Le thème choisi, un descendant d'une famille juive laissée
pour compte par l'ambassade américaine en 1939 et prise dans la
tourmente de l'histoire de la Shoah - ce thème impose d'emblée
le silence et, de ce fait, devrait taire toute critique du "roman".
L'angle choisit du descendant qui finit par gagner les USA et donne à
voir la misère d'une survie de jeune immigré à NY,
renforcerait encore une sorte de respect tant le thème serait assez
peu traité en littérature. Il briserait le mythe du rêve
américain. Hélas, Dos Passos, Steinbeck, Faulkner et les
écrivains de la Beat Generation, l'ont fait bien avant. Les Américains
eux-mêmes ont su piétiner leur propre légende et une
femme en priorité : Carson Mc Cullers qui élève
toutes les formes de pauvreté, de l'exil et de misère au
rang de la littérature.
L'idée du livre qui vient s'écrire, se composer dans le
livre même que l'on lit à l'instant présent de la
lecture titille la fibre littéraire des très grands.
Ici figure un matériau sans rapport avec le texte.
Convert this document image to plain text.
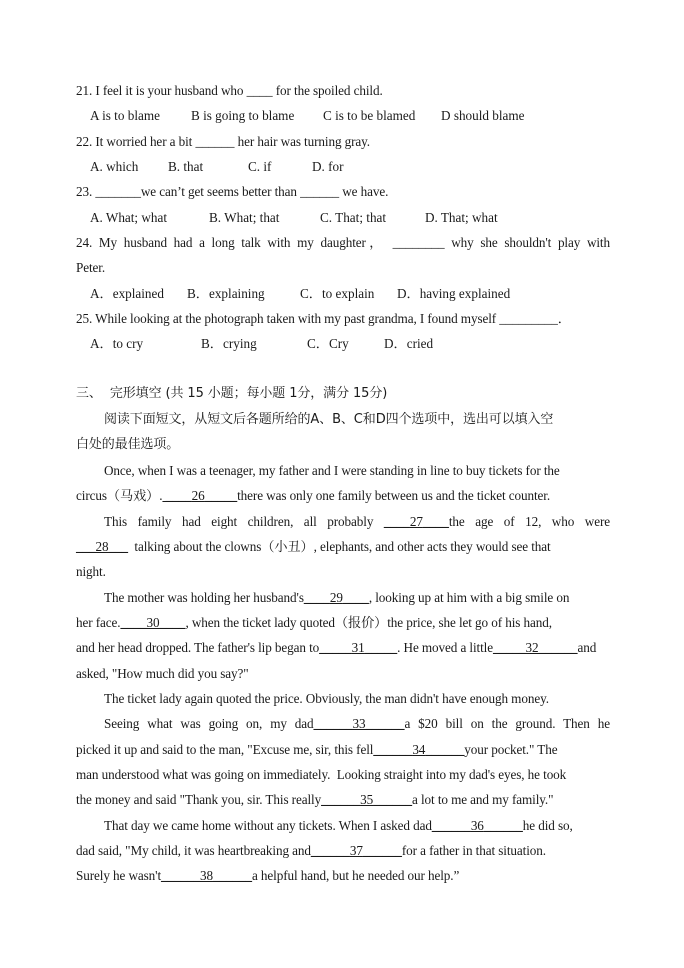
21. I feel it is your husband who ____ for the spoiled child.
A is to blame B is going to blame C is to be blamed D should blame
22. It worried her a bit ______ her hair was turning gray.
A. which B. that	C. if	D. for
23. _______we can’t get seems better than ______ we have.
A. What; what	B. What; that	C. That; that	D. That; what
24. My husband had a long talk with my daughter， ________ why she shouldn't play with
Peter.
A．explained B．explaining	C．to explain D．having explained
25. While looking at the photograph taken with my past grandma, I found myself _________．
A．to cry	B．crying	C．Cry	D．cried
三、  完形填空 (共 15 小题；每小题 1分，满分 15分)
阅读下面短文，从短文后各题所给的A、B、C和D四个选项中，选出可以填入空
白处的最佳选项。
Once, when I was a teenager, my father and I were standing in line to buy tickets for the
circus（马戏）. ____26_____there was only one family between us and the ticket counter.
This family had eight children, all probably ____27____the age of 12, who were
___28___ talking about the clowns（小丑）, elephants, and other acts they would see that
night.
The mother was holding her husband's____29____, looking up at him with a big smile on
her face.____30____, when the ticket lady quoted（报价）the price, she let go of his hand,
and her head dropped. The father's lip began to_____31_____. He moved a little_____32______and
asked, "How much did you say?"
The ticket lady again quoted the price. Obviously, the man didn't have enough money.
Seeing what was going on, my dad______33______a $20 bill on the ground. Then he
picked it up and said to the man, "Excuse me, sir, this fell______34______your pocket." The
man understood what was going on immediately.  Looking straight into my dad's eyes, he took
the money and said "Thank you, sir. This really______35______a lot to me and my family."
That day we came home without any tickets. When I asked dad______36______he did so,
dad said, "My child, it was heartbreaking and______37______for a father in that situation.
Surely he wasn't______38______a helpful hand, but he needed our help.”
On
pensera à Cervantes ou encore à l'épopée de
Tristram Shandry. Cet objet livre qui s'écrit sous nos yeux infuserait
à son tour le respect de la création d'autant plus que le
personnage central donne naissance là, sous nos yeux, à
un auteur qui de ce fait sort du cadre de la fiction et par la fiction
émerge sur la scène internationale. Clap Clap, on devrait
applaudir ! Eh bien non ! Je brave les interdits et les faux
respects pour vous proposer une critique vive et à double tranchant.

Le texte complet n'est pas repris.